Politics and policy
Safaricom saves billions in new deal with Vodafone
Posted Sunday, August 5 2012 at 17:59
Telecoms operator Safaricom has renegotiated its procurement agreement with Vodafone Plc, cutting down the Sh2.1 billion annual fees the UK company has been earning from the Kenyan firm in the past couple of years.
Vodafone Plc, which is the single largest shareholder in Safaricom, earned the money through an agreement that guaranteed it a six per cent commission on all supplies obtained through the UK firm’s sales and services arm.
Safaricom has been riding on Vodafone Sales and Services Limited’s global price book, supply chain and technical expertise in the sourcing of the equipment.

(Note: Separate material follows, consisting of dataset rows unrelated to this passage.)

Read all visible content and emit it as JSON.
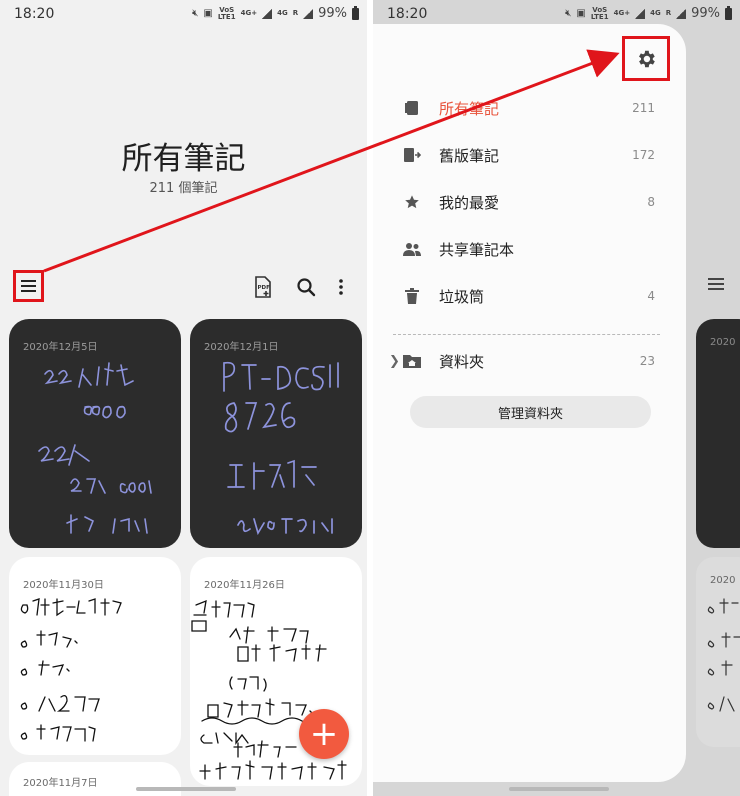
{
  "status_bar": {
    "time": "18:20",
    "battery": "99%",
    "lte_top": "VoS",
    "lte_bottom": "LTE1",
    "net_4g_plus": "4G+",
    "net_4g": "4G",
    "roam": "R"
  },
  "notes_page": {
    "title": "所有筆記",
    "subtitle": "211 個筆記",
    "cards": [
      {
        "date": "2020年12月5日"
      },
      {
        "date": "2020年12月1日"
      },
      {
        "date": "2020年11月30日"
      },
      {
        "date": "2020年11月26日"
      },
      {
        "date": "2020年11月7日"
      }
    ],
    "fab_symbol": "+"
  },
  "drawer": {
    "items": [
      {
        "label": "所有筆記",
        "count": "211",
        "icon": "notes-stack-icon"
      },
      {
        "label": "舊版筆記",
        "count": "172",
        "icon": "old-notes-icon"
      },
      {
        "label": "我的最愛",
        "count": "8",
        "icon": "star-icon"
      },
      {
        "label": "共享筆記本",
        "count": "",
        "icon": "people-icon"
      },
      {
        "label": "垃圾筒",
        "count": "4",
        "icon": "trash-icon"
      }
    ],
    "folder": {
      "label": "資料夾",
      "count": "23"
    },
    "manage_button": "管理資料夾",
    "peek_cards": [
      {
        "date": "2020"
      },
      {
        "date": "2020"
      }
    ]
  },
  "colors": {
    "accent": "#e8543c",
    "fab": "#f25a3f",
    "annotation_red": "#e0151b",
    "handwriting_ink": "#8d93dc",
    "dark_card": "#2c2c2c"
  }
}
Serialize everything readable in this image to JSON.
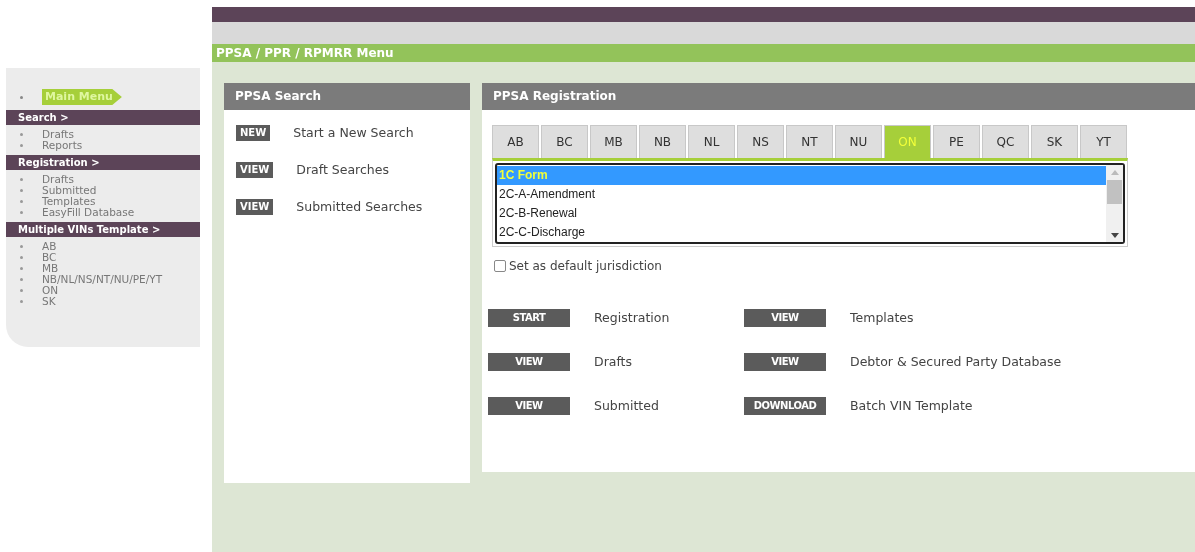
{
  "header": {
    "title": "PPSA / PPR / RPMRR Menu"
  },
  "sidebar": {
    "main_menu": {
      "label": "Main Menu",
      "selected": true
    },
    "sections": [
      {
        "title": "Search >",
        "items": [
          "Drafts",
          "Reports"
        ]
      },
      {
        "title": "Registration >",
        "items": [
          "Drafts",
          "Submitted",
          "Templates",
          "EasyFill Database"
        ]
      },
      {
        "title": "Multiple VINs Template >",
        "items": [
          "AB",
          "BC",
          "MB",
          "NB/NL/NS/NT/NU/PE/YT",
          "ON",
          "SK"
        ]
      }
    ]
  },
  "search_panel": {
    "title": "PPSA Search",
    "actions": [
      {
        "button": "NEW",
        "label": "Start a New Search"
      },
      {
        "button": "VIEW",
        "label": "Draft Searches"
      },
      {
        "button": "VIEW",
        "label": "Submitted Searches"
      }
    ]
  },
  "registration_panel": {
    "title": "PPSA Registration",
    "tabs": [
      {
        "label": "AB",
        "selected": false
      },
      {
        "label": "BC",
        "selected": false
      },
      {
        "label": "MB",
        "selected": false
      },
      {
        "label": "NB",
        "selected": false
      },
      {
        "label": "NL",
        "selected": false
      },
      {
        "label": "NS",
        "selected": false
      },
      {
        "label": "NT",
        "selected": false
      },
      {
        "label": "NU",
        "selected": false
      },
      {
        "label": "ON",
        "selected": true
      },
      {
        "label": "PE",
        "selected": false
      },
      {
        "label": "QC",
        "selected": false
      },
      {
        "label": "SK",
        "selected": false
      },
      {
        "label": "YT",
        "selected": false
      }
    ],
    "forms": [
      {
        "label": "1C Form",
        "selected": true
      },
      {
        "label": "2C-A-Amendment",
        "selected": false
      },
      {
        "label": "2C-B-Renewal",
        "selected": false
      },
      {
        "label": "2C-C-Discharge",
        "selected": false
      }
    ],
    "default_jurisdiction": {
      "label": "Set as default jurisdiction",
      "checked": false
    },
    "actions": [
      {
        "button": "START",
        "label": "Registration"
      },
      {
        "button": "VIEW",
        "label": "Templates"
      },
      {
        "button": "VIEW",
        "label": "Drafts"
      },
      {
        "button": "VIEW",
        "label": "Debtor & Secured Party Database"
      },
      {
        "button": "VIEW",
        "label": "Submitted"
      },
      {
        "button": "DOWNLOAD",
        "label": "Batch VIN Template"
      }
    ]
  }
}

Kenya’s leading telecoms operator bought goods and services worth Sh35 billion last year, translating to a commission of Sh2.1 billion for Vodafone – at the rate of six per cent.
But under the new agreement that came into effect in the year ended March 2012, Safaricom paid a flat fee of €4 million (Sh412 million), cutting the Sh2.1 billion commission paid under the old agreement by 80 per cent.
Bob Collymore, the Safaricom chief executive, said the new deal has since coming into effect to date saved the company over €40 million (Sh4.1 billion).
“We have converted from a variable to a fixed rate for greater certainty and to secure a more favourable deal for Safaricom,” he said.
Though a huge relief to the Kenyan telecom operator, the new agreement highlights the lopsided nature of the previous contract, which saw Vodafone’s commission average Sh2.1 billion annually or nearly a fifth of Safaricom’s net profit in the past two years.
Aside from the commission on the procurement deals, Vodafone earns dividends and licence fees for Safaricom’s revolutionary money transfer service, M-Pesa.
Mr Collymore said that although the flat rate will rise to €6 million (Sh618 million) in the current financial year, the new deal continues to save the company billions of shillings for its purchases of mobile phones, computers, and telecoms equipment.
“All of our Sh35 billion spend is being negotiated … we are now able to access greater cost savings at a significantly reduced participation fee,” he said.
Investors will be waiting to see the impact of the massive cost savings on Safaricom’s earnings, which have come under pressure from a vicious price war in the voice market – its biggest revenue stream.
Safaricom’s net profit dropped to Sh12.6 billion in the year ended March compared to Sh13.1 billion the year before as higher operation costs pulled back the rate of revenue growth to 13 per cent for a total of Sh107 billion.
Safaricom has been spending billions of shillings in network upgrade even as it expands coverage of voice and data services to keep pace with its growing customer base.